NATOIRE CHARLES (1700-1777)
Artiste savant et délicat qui ne bénéficie pas actuellement de toute la réputation qui pourrait être la sienne. La carrière de Charles Natoire, à en juger d'après les critères de la hiérarchie académique, fut un modèle : premier prix de peinture en 1721, séjour à Rome, entrée à l'Académie en 1734 ; s'il ne fut jamais premier peintre, il obtint en 1751 le poste de directeur de l'Académie de France à Rome et le conserva jusqu'en 1775.
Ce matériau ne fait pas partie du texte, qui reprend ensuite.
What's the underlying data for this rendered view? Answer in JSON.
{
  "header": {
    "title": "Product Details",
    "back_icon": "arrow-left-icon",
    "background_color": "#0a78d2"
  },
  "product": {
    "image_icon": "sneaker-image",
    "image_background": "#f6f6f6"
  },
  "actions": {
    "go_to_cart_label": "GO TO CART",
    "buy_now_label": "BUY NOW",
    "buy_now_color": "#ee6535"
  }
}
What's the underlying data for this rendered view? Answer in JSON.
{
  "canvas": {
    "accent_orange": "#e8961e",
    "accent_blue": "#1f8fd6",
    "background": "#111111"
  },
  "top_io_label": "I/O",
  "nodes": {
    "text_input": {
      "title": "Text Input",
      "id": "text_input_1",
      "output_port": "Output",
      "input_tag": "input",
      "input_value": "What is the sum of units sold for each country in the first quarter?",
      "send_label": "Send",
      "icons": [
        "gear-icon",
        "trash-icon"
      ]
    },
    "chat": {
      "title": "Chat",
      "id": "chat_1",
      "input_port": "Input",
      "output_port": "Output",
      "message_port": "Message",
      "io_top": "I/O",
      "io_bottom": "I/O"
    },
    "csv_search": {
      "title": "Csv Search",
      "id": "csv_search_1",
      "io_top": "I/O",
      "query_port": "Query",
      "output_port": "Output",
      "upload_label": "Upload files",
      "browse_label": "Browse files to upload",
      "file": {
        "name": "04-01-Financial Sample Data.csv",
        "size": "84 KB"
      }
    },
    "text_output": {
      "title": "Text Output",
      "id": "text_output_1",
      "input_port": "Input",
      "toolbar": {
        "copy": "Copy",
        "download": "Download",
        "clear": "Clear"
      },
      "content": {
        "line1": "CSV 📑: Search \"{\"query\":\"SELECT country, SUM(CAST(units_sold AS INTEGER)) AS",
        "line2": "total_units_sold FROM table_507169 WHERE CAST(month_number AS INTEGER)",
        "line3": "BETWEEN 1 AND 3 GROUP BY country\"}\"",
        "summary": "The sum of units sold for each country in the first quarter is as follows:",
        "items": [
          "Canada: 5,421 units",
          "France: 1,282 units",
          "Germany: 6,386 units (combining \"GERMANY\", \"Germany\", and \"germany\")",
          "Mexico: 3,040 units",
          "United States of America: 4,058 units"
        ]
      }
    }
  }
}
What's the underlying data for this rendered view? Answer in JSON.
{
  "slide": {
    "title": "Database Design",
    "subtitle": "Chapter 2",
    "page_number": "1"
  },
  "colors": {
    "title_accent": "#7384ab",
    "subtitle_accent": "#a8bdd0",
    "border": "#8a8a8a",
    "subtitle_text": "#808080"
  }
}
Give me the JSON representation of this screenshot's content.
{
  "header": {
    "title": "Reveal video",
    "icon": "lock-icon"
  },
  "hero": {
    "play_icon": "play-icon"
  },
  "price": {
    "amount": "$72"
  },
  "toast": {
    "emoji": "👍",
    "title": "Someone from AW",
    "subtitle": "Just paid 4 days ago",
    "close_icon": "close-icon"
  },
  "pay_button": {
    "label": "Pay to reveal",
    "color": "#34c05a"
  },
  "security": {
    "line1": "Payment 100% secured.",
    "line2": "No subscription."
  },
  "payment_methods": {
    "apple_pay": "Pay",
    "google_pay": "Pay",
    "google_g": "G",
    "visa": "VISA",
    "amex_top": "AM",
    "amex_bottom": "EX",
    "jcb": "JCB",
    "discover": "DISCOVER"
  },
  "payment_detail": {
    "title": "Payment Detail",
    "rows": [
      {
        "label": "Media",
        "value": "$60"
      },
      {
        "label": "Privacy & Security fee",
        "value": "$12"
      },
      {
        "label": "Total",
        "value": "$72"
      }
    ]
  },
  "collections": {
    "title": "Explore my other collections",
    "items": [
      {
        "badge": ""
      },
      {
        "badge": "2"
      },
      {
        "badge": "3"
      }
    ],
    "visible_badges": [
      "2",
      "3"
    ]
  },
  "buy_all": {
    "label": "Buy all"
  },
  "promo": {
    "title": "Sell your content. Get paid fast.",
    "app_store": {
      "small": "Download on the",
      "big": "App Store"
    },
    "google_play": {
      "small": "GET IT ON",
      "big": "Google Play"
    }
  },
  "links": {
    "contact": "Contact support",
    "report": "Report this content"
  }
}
Le génie de Natoire est de ceux qui s'accommodent le mieux du genre lyrique, tout au contraire de Carle Van Loo auquel le genre héroïque convenait davantage. Dans les grandes entreprises, on le sent un peu contraint et le souffle lui manque. La série de tableaux sur l'histoire de Clovis, commandée en 1737 (musée de Troyes), en est un exemple ; l'ensemble est intéressant, car il s'agit probablement de la première manifestation en peinture de ce qui deviendra le style troubadour. Mais Natoire ne cherche pas encore le pittoresque dans les accessoires et habille ses guerriers francs en soldats antiques. Avec quelque science qu'il groupe ses personnages, il n'arrive pas à donner aux scènes de batailles et de sièges un véritable mouvement épique ; la pureté un peu sèche de son dessin et le caractère fade du coloris privent de force ces grands tableaux. Les mêmes défauts seraient à noter une vingtaine d'années plus tard dans le grand plafond de Saint-Louis-des-Français, à Rome.
À l'hôtel Soubise, où il travaillait (1738-1740) sur le même chantier que Carle Van Loo, Restout, Boucher et Trémolières, Natoire montre au contraire une personnalité originale et ne souffre en rien de la comparaison avec ses grands contemporains. Il avait presque la plus belle part, puisque tous les panneaux peints du salon ovale de la princesse lui reviennent. Dans ces espèces de pendentifs triangulaires aux bords chantournés, il insère ses compositions sur l'histoire de Psyché avec simplicité et grâce ; les tonalités des peintures seraient peut-être doucereuses si on les isolait, mais l'accord avec les boiseries est parfait. Jamais sans doute la délicatesse alexandrine dont La Fontaine a baigné son roman n'a trouvé de meilleur équivalent dans les arts figurés.
Dans la grande génération des peintres du rococo français, Natoire, par la correction et la retenue qu'il sait toujours conserver, représente la permanence d'une tradition de goût mesuré. S'il n'est pas un génie de premier plan, ses qualités de dessinateur et de peintre et son rôle de professeur en font cependant une figure à laquelle on n'a pas encore rendu pleine justice.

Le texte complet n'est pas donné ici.